A group of teenagers decked out in capes and swords were L.A.R.P.ing. On the playing fields, men were kicking around a rugby football. Near me, an old man let his dog off the leash and the dog did a wild dash that says he has been pent up inside too long. The dog rolled around and delightfully proceeded to military crawl for a few meters back to his owner, apparently unwilling to sever complete contact with the pleasantries of green grass. I think I felt a little like that dog. This was a good morning.

If I could have, maybe I would have bottled that morning into a jar, so I could remember it so clearly in the future. Or maybe I wanted to save those sentiments from that exact moment, because I know its easy to forget how lucky we are, and how exciting and open-ended life's journey really is. Well, Time has a funny habit of moving on and this moment was no exception.

I was broken from my daydream feeling self-conscious and awkward (which is a personality trait I am painfully reminded of on a nearly daily basis). An adult can only play so long on a jungle gym by himself before strange looks follow. I figured I'd do a more normal pursuit and walk around the streets of row houses with no particular direction or stopping point. If there is a motto I've tried to follow while traveling, I'd probably quote from a Dan Bern song, "Sometimes you gotta get lost till you wind up someplace new."

I hadn't thought of that song for a long while -- maybe a year or more -- until I got a text from a friend asking what I was up to at the moment. I replied, "In the process of getting lost somewhere near the football stadium." I queued up that Dan Bern song on my iPod to kick off the walkabout, and set out. A few minutes later, I noticed for the first time that he finishes the song with a variant of the aforementioned lyric, saying "Sometimes you get lost and you don't find something new."

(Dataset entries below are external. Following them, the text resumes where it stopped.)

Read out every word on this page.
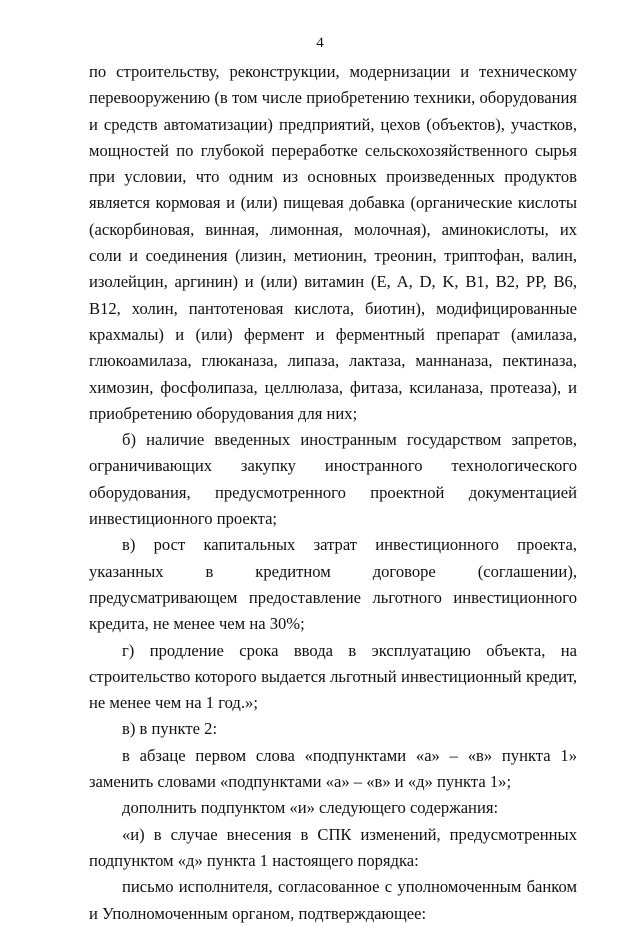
4

по строительству, реконструкции, модернизации и техническому перевооружению (в том числе приобретению техники, оборудования и средств автоматизации) предприятий, цехов (объектов), участков, мощностей по глубокой переработке сельскохозяйственного сырья при условии, что одним из основных произведенных продуктов является кормовая и (или) пищевая добавка (органические кислоты (аскорбиновая, винная, лимонная, молочная), аминокислоты, их соли и соединения (лизин, метионин, треонин, триптофан, валин, изолейцин, аргинин) и (или) витамин (E, A, D, K, B1, B2, PP, B6, B12, холин, пантотеновая кислота, биотин), модифицированные крахмалы) и (или) фермент и ферментный препарат (амилаза, глюкоамилаза, глюканаза, липаза, лактаза, маннаназа, пектиназа, химозин, фосфолипаза, целлюлаза, фитаза, ксиланаза, протеаза), и приобретению оборудования для них;

б) наличие введенных иностранным государством запретов, ограничивающих закупку иностранного технологического оборудования, предусмотренного проектной документацией инвестиционного проекта;

в) рост капитальных затрат инвестиционного проекта, указанных в кредитном договоре (соглашении), предусматривающем предоставление льготного инвестиционного кредита, не менее чем на 30%;

г) продление срока ввода в эксплуатацию объекта, на строительство которого выдается льготный инвестиционный кредит, не менее чем на 1 год.»;

в) в пункте 2:

в абзаце первом слова «подпунктами «а» – «в» пункта 1» заменить словами «подпунктами «а» – «в» и «д» пункта 1»;

дополнить подпунктом «и» следующего содержания:

«и) в случае внесения в СПК изменений, предусмотренных подпунктом «д» пункта 1 настоящего порядка:

письмо исполнителя, согласованное с уполномоченным банком и Уполномоченным органом, подтверждающее:
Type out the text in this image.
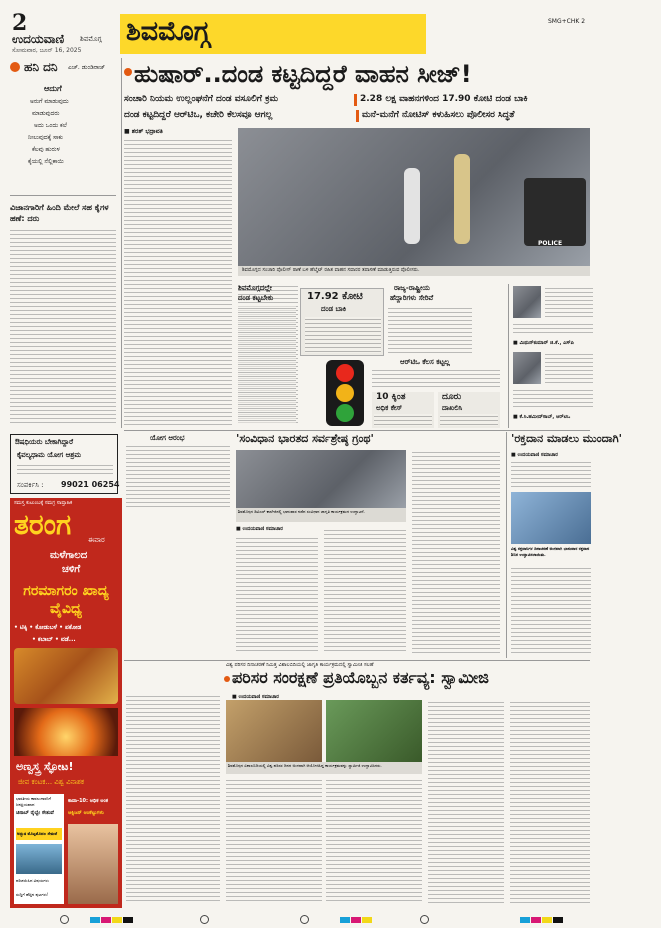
2
ಉದಯವಾಣಿ ಶಿವಮೊಗ್ಗ
ಸೋಮವಾರ, ಜೂನ್ 16, 2025
ಶಿವಮೊಗ್ಗ	SMG+CHK 2
ಹನಿ ದನಿ ಎಚ್. ಡುಂಡಿರಾಜ್
ಆದುಗೆ
ಅರುಗೆ ಮಾಡುವುದು
ಮಾಡುವುದರು
ಅದು ಒಂದು ಕಲೆ
ನೀಲುವುದಕ್ಕೆ ಸಾಕು
ಕೆಲವು ಹುರುಳ
ಕೈಯಲ್ಲಿ ನೆಲ್ಲಿಕಾಯಿ
ವಿಜಾನಗಾರಿಗೆ ಹಿಂದಿ ಮೇಲೆ ಸಹ ಕೈಗಳ ಹಣೆ: ದರು
ಔಷಧಿಯರು ಬೇಕಾಗಿದ್ದಾರೆ
ಕೈವಲ್ಯಧಾಮ ಯೋಗ ಆಶ್ರಮ
ಸಂಪರ್ಕಿಸಿ : 99021 06254
ಸಮಸ್ತ ಕುಟುಂಬಕ್ಕೆ ಸಮಗ್ರ ಸಾಪ್ತಾಹಿಕ
ತರಂಗ ಈವಾರ
ಮಳೆಗಾಲದ
ಚಳಿಗೆ
ಗರಮಾಗರಂ ಖಾದ್ಯ ವೈವಿಧ್ಯ
• ಟಿಕ್ಕಿ • ಕೋಡುಬಳೆ • ಪಕೋಡ
• ಕಬಾಬ್ • ವಡೆ...
ಅಣ್ವಸ್ತ್ರ ಸ್ಫೋಟ!
ಜೀವ ಕಂಟಕ... ವಿಶ್ವ ವಿನಾಶಕ
ಭಾರತೀಯ ಕಾವಲುಗಾರನಿಗೆ ಜನಪ್ರಿಯವಾದ
ಚಿನಾಬ್ ರೈಲ್ವೇ ಸೇತುವೆ
ಅದ್ಭುತ ಮೊಟ್ಟಮೊದಲ ಸೇತುವೆ
ಪರಿಚಯಿಸಿದ ವಿಷಯಗಳು
ಸುದ್ದಿಗೆ ಹೆಚ್ಚಿನ ಪುಟಗಳು!
ಕಾವಾ-10: ಅಧಿಕ ಅಂಕ
ಆಕ್ಸಿಜನ್ ಅಂಕೆಟ್ಟುಗಳು
ಹುಷಾರ್..ದಂಡ ಕಟ್ಟದಿದ್ದರೆ ವಾಹನ ಸೀಜ್!
ಸಂಚಾರಿ ನಿಯಮ ಉಲ್ಲಂಘನೆಗೆ ದಂಡ ವಸೂಲಿಗೆ ಕ್ರಮ	2.28 ಲಕ್ಷ ವಾಹನಗಳಿಂದ 17.90 ಕೋಟಿ ದಂಡ ಬಾಕಿ
ದಂಡ ಕಟ್ಟದಿದ್ದರೆ ಆರ್‌ಟಿಒ, ಕಚೇರಿ ಕೆಲಸವೂ ಆಗಲ್ಲ	ಮನೆ-ಮನೆಗೆ ನೋಟಿಸ್ ಕಳುಹಿಸಲು ಪೊಲೀಸರ ಸಿದ್ಧತೆ
■ ಶರತ್ ಭದ್ರಾವತಿ
POLICE
ಶಿವಮೊಗ್ಗದ ಸಂಚಾರಿ ಪೊಲೀಸ್ ಠಾಣೆ ಬಳಿ ಹೆಲ್ಮೆಟ್ ರಹಿತ ವಾಹನ ಸವಾರರ ತಪಾಸಣೆ ಮಾಡುತ್ತಿರುವ ಪೊಲೀಸರು.
ಶಿವಮೊಗ್ಗದಲ್ಲೇ
ದಂಡ ಕಟ್ಟಬೇಕು	17.92 ಕೋಟಿ
ದಂಡ ಬಾಕಿ
ರಾಜ್ಯ-ರಾಷ್ಟ್ರೀಯ
ಹೆದ್ದಾರಿಗಳು ಸೇರಿವೆ
ಆರ್‌ಟಿಒ ಕೆಲಸ ಕಟ್ಟಲ್ಲ
10 ಕ್ಕಿಂತ
ಅಧಿಕ ಕೇಸ್
ದೂರು
ದಾಖಲಿಸಿ
■ ಮಿಥುನ್‌ಕುಮಾರ್ ಜಿ.ಕೆ., ಎಸ್‌ಪಿ
■ ಕೆ.ಸಿ.ಹಮೀದ್‌ಸಾಬ್, ಆರ್‌ಟಿಒ
ಯೋಗ ಆರಂಭ	'ಸಂವಿಧಾನ ಭಾರತದ ಸರ್ವಶ್ರೇಷ್ಠ ಗ್ರಂಥ'
ಶಿವಮೊಗ್ಗದ ಡಿವಿಎಸ್ ಕಾಲೇಜಿನಲ್ಲಿ ಭಾನುವಾರ ನಡೆದ ಸಂವಿಧಾನ ಜಾಗೃತಿ ಕಾರ್ಯಕ್ರಮದ ಉದ್ಘಾಟನೆ.
■ ಉದಯವಾಣಿ ಸಮಾಚಾರ
'ರಕ್ತದಾನ ಮಾಡಲು ಮುಂದಾಗಿ'
■ ಉದಯವಾಣಿ ಸಮಾಚಾರ
ವಿಶ್ವ ರಕ್ತದಾನಿಗಳ ದಿನಾಚರಣೆ ಅಂಗವಾಗಿ ಭಾನುವಾರ ರಕ್ತದಾನ ಶಿಬಿರ ಉದ್ಘಾಟಿಸಲಾಯಿತು.
ವಿಶ್ವ ಪರಿಸರ ದಿನಾಚರಣೆ ನಿಮಿತ್ತ ವಿಶಾಲಬಿದಿಯಲ್ಲಿ ಜಾಗೃತಿ ಕಾರ್ಯಕ್ರಮದಲ್ಲಿ ಸ್ವಾಮೀಜಿ ಸಲಹೆ
ಪರಿಸರ ಸಂರಕ್ಷಣೆ ಪ್ರತಿಯೊಬ್ಬನ ಕರ್ತವ್ಯ: ಸ್ವಾಮೀಜಿ
■ ಉದಯವಾಣಿ ಸಮಾಚಾರ
ಶಿವಮೊಗ್ಗದ ವಿಶಾಲಬಿದಿಯಲ್ಲಿ ವಿಶ್ವ ಪರಿಸರ ದಿನದ ಅಂಗವಾಗಿ ಆಯೋಜಿಸಿದ್ದ ಕಾರ್ಯಕ್ರಮವನ್ನು ಸ್ವಾಮೀಜಿ ಉದ್ಘಾಟಿಸಿದರು.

You might think I'm insinuating that my trip has been a trivial enterprise. That would be incorrect. But I am saying, in a really long winded and somewhat contrived, figurative way, that I guess I don't feel I'm any different than That Me in the cab in Boston two years ago. Or if I am, I can't really tell the difference. And I guess it doesn't really matter either way. You, dear reader, may one day soon be the judge.

In an ironic way, the idea of heading home is more daunting than leaving. I left for Korea on a one way ticket with my own means and a flexible itinerary (to get to Europe; Ha!). I'll be coming back with plans of catching up with family and friends, and after that, confronting the existential abyss. It means figuring out a new life again -- one that seems to be calling for a less transient lifestyle -- or figuring out how I'm going to procrastinate that for a while longer. Man, the existential abyss is such a pain in the ass. I think Nietzsche said that.

Anyway, I'm excited for the first phase of being back in the USA! T-minus 63 days!